Kalixa completes acquisition of PXP Solutions
Online gaming operator bwin.party has announced that its Kalixa payments group has acquired card payment processing firm PXP Solutions.
Kalixa said that the acquisition would form part of a three-year plan to increase the proportion of its revenue that comes from outside of the group.
The firm claimed that integrating PXP would ‘significantly’ grow the size of its payment processing volume and is expected to generate ‘substantial’ revenue synergies in credit card acquisition and issuance.
PXP’s in-store payments technology is currently used by 8,000 merchants and retailers in 27 countries around the world.

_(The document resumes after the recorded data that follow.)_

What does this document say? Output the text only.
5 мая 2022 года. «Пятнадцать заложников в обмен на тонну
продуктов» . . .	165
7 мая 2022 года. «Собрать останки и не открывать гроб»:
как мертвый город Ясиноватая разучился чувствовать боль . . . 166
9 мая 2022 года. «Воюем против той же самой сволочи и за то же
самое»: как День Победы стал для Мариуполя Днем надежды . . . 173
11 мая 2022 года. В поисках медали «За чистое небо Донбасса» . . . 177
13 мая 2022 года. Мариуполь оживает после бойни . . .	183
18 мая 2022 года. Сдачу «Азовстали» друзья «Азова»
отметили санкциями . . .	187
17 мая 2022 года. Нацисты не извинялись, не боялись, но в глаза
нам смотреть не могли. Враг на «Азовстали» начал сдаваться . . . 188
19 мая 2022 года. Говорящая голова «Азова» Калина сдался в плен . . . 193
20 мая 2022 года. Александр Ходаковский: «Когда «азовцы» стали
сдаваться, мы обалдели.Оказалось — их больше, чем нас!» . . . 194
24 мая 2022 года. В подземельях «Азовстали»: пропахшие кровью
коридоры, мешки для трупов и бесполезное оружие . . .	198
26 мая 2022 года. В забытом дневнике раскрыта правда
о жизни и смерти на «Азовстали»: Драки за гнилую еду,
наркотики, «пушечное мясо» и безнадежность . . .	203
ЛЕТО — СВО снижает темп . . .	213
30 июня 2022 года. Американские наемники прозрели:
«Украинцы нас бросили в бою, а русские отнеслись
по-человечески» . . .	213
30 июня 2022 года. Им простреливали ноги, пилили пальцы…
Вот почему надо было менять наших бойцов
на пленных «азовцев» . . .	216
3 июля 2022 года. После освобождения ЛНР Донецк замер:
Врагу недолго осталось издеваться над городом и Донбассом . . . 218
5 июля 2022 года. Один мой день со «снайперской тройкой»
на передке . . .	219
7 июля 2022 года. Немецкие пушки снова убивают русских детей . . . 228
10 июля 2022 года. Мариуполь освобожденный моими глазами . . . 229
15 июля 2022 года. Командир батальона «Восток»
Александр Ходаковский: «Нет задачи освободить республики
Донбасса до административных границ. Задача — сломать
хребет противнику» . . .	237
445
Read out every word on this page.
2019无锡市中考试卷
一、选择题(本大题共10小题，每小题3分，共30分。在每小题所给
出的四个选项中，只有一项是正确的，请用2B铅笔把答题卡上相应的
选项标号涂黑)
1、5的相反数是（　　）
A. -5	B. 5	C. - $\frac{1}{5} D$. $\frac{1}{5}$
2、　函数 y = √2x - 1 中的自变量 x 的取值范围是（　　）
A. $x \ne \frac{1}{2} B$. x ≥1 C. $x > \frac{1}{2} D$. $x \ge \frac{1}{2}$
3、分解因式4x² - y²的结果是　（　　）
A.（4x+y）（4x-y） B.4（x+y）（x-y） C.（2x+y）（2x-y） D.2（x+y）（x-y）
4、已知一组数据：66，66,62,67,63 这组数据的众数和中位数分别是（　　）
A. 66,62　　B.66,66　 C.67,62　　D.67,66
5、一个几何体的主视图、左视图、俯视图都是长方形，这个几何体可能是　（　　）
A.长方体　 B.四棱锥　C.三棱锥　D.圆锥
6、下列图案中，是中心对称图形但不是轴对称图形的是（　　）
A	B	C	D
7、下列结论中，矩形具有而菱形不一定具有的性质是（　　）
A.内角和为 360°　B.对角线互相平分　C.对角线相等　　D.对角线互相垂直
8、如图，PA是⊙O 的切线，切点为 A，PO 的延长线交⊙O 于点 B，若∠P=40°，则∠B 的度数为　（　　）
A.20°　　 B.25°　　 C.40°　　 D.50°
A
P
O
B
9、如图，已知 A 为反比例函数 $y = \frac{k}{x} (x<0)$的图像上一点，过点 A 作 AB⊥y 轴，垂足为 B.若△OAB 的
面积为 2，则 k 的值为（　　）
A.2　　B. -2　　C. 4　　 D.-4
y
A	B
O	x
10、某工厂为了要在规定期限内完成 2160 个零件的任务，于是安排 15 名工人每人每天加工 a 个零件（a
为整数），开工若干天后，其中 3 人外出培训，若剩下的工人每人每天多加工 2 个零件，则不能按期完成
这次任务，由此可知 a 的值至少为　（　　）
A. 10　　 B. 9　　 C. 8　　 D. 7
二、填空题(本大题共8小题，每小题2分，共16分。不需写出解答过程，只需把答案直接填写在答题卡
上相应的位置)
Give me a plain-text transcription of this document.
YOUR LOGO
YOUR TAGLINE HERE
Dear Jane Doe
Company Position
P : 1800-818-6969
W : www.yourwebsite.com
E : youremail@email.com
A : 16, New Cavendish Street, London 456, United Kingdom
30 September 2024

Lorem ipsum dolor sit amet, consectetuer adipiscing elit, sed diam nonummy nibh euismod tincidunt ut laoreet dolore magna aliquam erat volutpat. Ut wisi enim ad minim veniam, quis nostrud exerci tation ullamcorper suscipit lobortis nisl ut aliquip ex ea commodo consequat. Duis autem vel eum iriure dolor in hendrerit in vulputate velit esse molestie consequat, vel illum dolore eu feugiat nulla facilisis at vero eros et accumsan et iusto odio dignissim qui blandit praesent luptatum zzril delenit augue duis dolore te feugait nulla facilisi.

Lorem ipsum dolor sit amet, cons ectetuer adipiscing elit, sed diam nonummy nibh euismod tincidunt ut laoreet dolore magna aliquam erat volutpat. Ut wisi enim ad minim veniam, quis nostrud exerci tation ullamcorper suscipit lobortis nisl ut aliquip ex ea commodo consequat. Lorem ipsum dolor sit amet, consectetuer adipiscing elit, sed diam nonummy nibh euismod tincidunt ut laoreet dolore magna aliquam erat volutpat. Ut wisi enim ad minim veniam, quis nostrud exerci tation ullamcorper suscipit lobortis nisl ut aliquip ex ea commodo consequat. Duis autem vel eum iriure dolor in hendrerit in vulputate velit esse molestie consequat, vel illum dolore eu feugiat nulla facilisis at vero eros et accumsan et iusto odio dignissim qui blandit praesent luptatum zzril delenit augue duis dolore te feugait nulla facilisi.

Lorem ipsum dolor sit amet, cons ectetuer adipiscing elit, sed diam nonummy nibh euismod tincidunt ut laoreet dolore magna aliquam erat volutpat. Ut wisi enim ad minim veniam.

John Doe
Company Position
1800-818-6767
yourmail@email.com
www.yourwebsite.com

Kalixa said that the acquisition would create value for customers that choose to use Kalixa’s end-to-end payments offering, through the delivery of improved customer loyalty, data collection and analytics, access to more product innovations and heightened operational efficiencies.
Although the terms of the deal were left undisclosed, it was confirmed that Kalixa and PXP Solutions would continue to operate under their existing brands and address their respective segments of the payments market.
“Today's acquisition provides excellent cross-selling opportunities for both Kalixa and PXP and has created a payments business with a balanced portfolio of customers, sectors, and geographies across Europe starting to enter the US and APAC,” bwin.party chief executive officer Norbert Teufelberger said.
“We are working on a series of other strategic initiatives that we expect will further enhance the future prospects for Kalixa and its value to the group.”
Ed Chandler, chief executive officer of Kalixa, added: “Today's announcement marks a major milestone in creating a world-class payments company with an unrivalled portfolio across the entire payments value chain.
“Kalixa and PXP together now have the scale and breadth of services to expand significantly in the global payments market.
“We are focused on introducing Kalixa Pro and Kalixa Pay services to PXP's extensive portfolio of merchants across 27 countries and in the process diversify into new sectors such as retail, travel and leisure, and financial services.”